Dövizde ne oluyor, ne olabilir, ne yapılabilir?
Taner BERKSOY
Şu sıralarda sanırım her yerde bir döviz (dolar) sıkıntısı var. Sıkıntı gelişmekte olan ülkelerde daha fazla. Bunların neredeyse tamamında dolar kuru hızla yükseliyor. Ulusal paralar değer kaybediyor. Bizde durum böyle. Dolar TL kuru bayağı hızlı yükseliyor. Lira değer kaybediyor. Brezilya Real’inden sonra ikinci sıradayız. Üstelik her gün yeni bir tarihi rekor kırıyoruz.
Bu durumda üç soru geliyor insanın aklına. Bütün bunlar neden oluyor sorusu bunların birincisi. İkinci sırada bundan sonra ne olabilir sorusu var. Ne yapmalı sorusu da üçüncü soru.
Doların Türk Lirasına karşı değer kazanmasının dışarıdan ve içeriden kaynaklanan nedenleri var. Dışarıdan kaynaklanan nedenlerin başında belli bir vadede ABD Merkez Bankası’nın likiditeyi kısıp, faizi yükseltecek olması geliyor. Arzı kısılacak doların değeri (kur) ve getirisi (faiz) üzerinde yukarı yönlü baskı oluşuyor. Bu herkesi etkileyen bir gelişme. Doların belli başlı paralar karşısındaki değer değişmelerini ölçen ‘dolar indeksi’ geçen yılın ortasından bu yana yükseliyor. Artış oranı yüzde 21’e ulaşmış durumda ve şimdilerde bu artışın daha da hızlanıyor. Kısacası, doların öteki paralar karşısında yükselmesi genellik ve ivme kazanmış bir küresel olgu durumunda.
Bu süreçten biz de payımızı alıyoruz. TL karşısında dolar kurunun yükselmesinin önemli bir nedeni bu. Ama bizde kurdaki yükselişin dozu öteki ülkelere göre daha yüksek. Bu da kur artışının arkasında dışarıdan gelen etkinin yanı sıra içeriden kaynaklanan nedenlerin de olabileceğini gösteriyor. İçeride ürettiğimiz bu tür nedenler olduğunu biliyoruz. Siyasetin para politikasına müdahalesinin açık ve sürekli hale gelmiş olması bunların en önemlisi. Bu Türk Lirasının geleceğini belirsiz hale getiriyor, risk algısını yükseltiyor ve Liradan kaçışı özendiriyor. Kur bu nedenle yükseliyor.

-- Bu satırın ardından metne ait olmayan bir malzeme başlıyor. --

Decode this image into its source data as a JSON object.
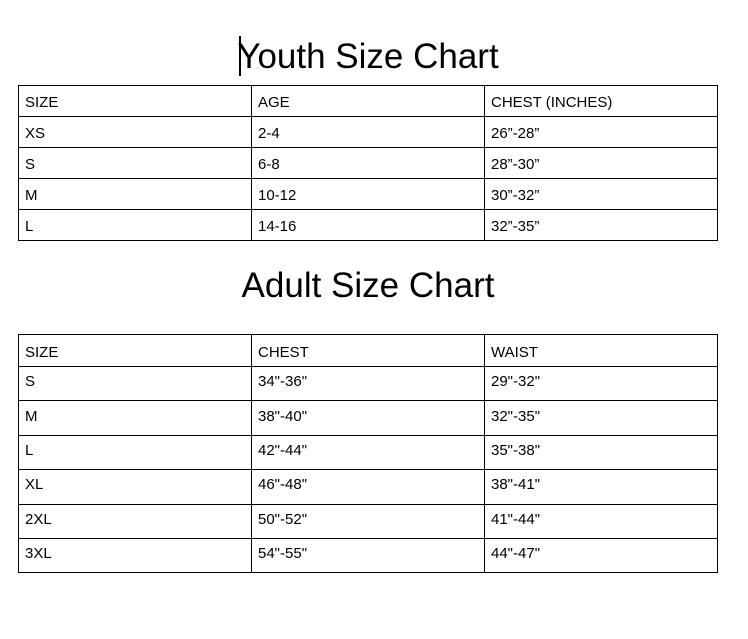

Bu durumda bundan sonra ne olur sorusu önem kazanıyor. Doların kurunun bizden bağımsız yükselişi daha bir süre devam edecek gibi görünüyor. Ulusal paraların değer kaybı (kurların yükselmesi) sürecek demektir bu. Bizde de bu olur. Dış etken nedeniyle Liradan kaçış ve doların TL karşısında değerlenmesi (kurun yükselmesi) eğilimi sürer.
İçeride ise ne olacağı belli. Ulusal paralar üzerinde dış etkenlerin baskısının güçlendiği bu günün ortamında içeride ısrarla yürütülen faiz konusundaki çekişme sürerse içerideki döviz büyüklükleri dışarıya kaçar.
Çıkış için döviz (dolar) talebi, döviz temin etmek için de TL talebi artar. Kur yükselmesi yüksek dozda devam eder. Piyasa faizleri de yukarı yönlü baskılanır. Bir de bu süreci kabusa çevirebilecek bir gelişme olasılığı var. Türk lirasındaki değer kaybı hız kazanıp, büyürse içeride yerleşikler, yani Türkler, de bu kervana katılmaya başlar. Bu durumda döviz kuru ve faiz tepe yapar. Bu süreç çoğu kez krizle sonlanır. Ne olabilir sorusuna verilecek en vahim cevap budur.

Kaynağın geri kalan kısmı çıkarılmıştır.